Metamath Proof Explorer

Theorem rngosm

Description: Functionality of the multiplication operation of a ring. (Contributed by Steve Rodriguez, 9-Sep-2007) (Revised by Mario Carneiro, 21-Dec-2013) (New usage is discouraged.)

Ref Expression
Hypotheses ringi.1 
|- G = ( 1st ` R )
ringi.2 
|- H = ( 2nd ` R )
ringi.3 
|- X = ran G
Assertion rngosm 
|- ( R e. RingOps -> H : ( X X. X ) --> X )

Proof

Step Hyp Ref Expression
1 ringi.1 
 |-  G = ( 1st ` R )
2 ringi.2 
 |-  H = ( 2nd ` R )
3 ringi.3 
 |-  X = ran G
4 1 2 3 rngoi 
 |-  ( R e. RingOps -> ( ( G e. AbelOp /\ H : ( X X. X ) --> X ) /\ ( A. x e.
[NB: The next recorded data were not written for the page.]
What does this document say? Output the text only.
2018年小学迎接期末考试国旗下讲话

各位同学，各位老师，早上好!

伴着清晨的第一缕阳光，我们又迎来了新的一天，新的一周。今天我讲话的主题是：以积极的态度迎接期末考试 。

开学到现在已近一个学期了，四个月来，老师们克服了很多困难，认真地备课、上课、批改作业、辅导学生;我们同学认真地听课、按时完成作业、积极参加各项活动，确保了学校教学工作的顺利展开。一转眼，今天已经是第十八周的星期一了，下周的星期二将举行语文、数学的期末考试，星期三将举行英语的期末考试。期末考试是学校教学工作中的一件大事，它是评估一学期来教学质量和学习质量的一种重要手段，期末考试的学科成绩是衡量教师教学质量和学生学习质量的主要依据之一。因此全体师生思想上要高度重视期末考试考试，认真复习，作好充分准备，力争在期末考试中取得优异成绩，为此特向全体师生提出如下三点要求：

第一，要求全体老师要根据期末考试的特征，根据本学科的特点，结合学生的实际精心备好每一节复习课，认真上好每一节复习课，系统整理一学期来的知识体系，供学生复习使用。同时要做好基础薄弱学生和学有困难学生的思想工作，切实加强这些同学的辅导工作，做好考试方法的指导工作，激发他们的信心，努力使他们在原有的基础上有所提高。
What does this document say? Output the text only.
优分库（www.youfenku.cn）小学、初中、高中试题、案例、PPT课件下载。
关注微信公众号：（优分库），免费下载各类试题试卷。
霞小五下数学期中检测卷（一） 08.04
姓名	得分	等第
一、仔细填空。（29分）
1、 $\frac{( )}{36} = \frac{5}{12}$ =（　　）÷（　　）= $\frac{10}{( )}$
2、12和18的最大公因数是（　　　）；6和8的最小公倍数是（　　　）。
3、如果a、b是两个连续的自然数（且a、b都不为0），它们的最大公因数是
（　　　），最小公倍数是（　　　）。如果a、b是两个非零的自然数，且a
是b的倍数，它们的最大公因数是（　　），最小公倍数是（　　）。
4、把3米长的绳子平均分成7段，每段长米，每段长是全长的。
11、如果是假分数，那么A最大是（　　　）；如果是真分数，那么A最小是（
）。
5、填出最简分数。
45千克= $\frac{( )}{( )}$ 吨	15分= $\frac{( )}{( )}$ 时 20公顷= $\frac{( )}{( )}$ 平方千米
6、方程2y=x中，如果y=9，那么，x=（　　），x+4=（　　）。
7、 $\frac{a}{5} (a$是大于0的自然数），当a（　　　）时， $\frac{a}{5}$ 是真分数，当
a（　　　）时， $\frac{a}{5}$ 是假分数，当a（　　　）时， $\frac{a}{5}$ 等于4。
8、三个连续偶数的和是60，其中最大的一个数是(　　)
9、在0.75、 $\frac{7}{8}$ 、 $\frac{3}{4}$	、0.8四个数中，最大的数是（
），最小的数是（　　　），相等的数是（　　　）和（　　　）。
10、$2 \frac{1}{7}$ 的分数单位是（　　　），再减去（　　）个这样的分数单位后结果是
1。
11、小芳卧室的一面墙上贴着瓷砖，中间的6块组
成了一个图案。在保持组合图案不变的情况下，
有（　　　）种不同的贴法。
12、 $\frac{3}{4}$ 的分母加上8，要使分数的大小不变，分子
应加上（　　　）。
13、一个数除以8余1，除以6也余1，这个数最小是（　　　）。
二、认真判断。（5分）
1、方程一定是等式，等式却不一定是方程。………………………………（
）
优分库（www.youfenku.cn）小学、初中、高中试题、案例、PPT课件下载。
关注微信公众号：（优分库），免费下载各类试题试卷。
X A. y e. X A. z e. X ( ( ( x H y ) H z ) = ( x H ( y H z ) ) /\ ( x H ( y G z ) ) = ( ( x H y ) G ( x H z ) ) /\ ( ( x G y ) H z ) = ( ( x H z ) G ( y H z ) ) ) /\ E. x e. X A. y e. X ( ( x H y ) = y /\ ( y H x ) = y ) ) ) )
5 4 simpld 
 |-  ( R e. RingOps -> ( G e. AbelOp /\ H : ( X X. X ) --> X ) )
6 5 simprd 
 |-  ( R e. RingOps -> H : ( X X. X ) --> X )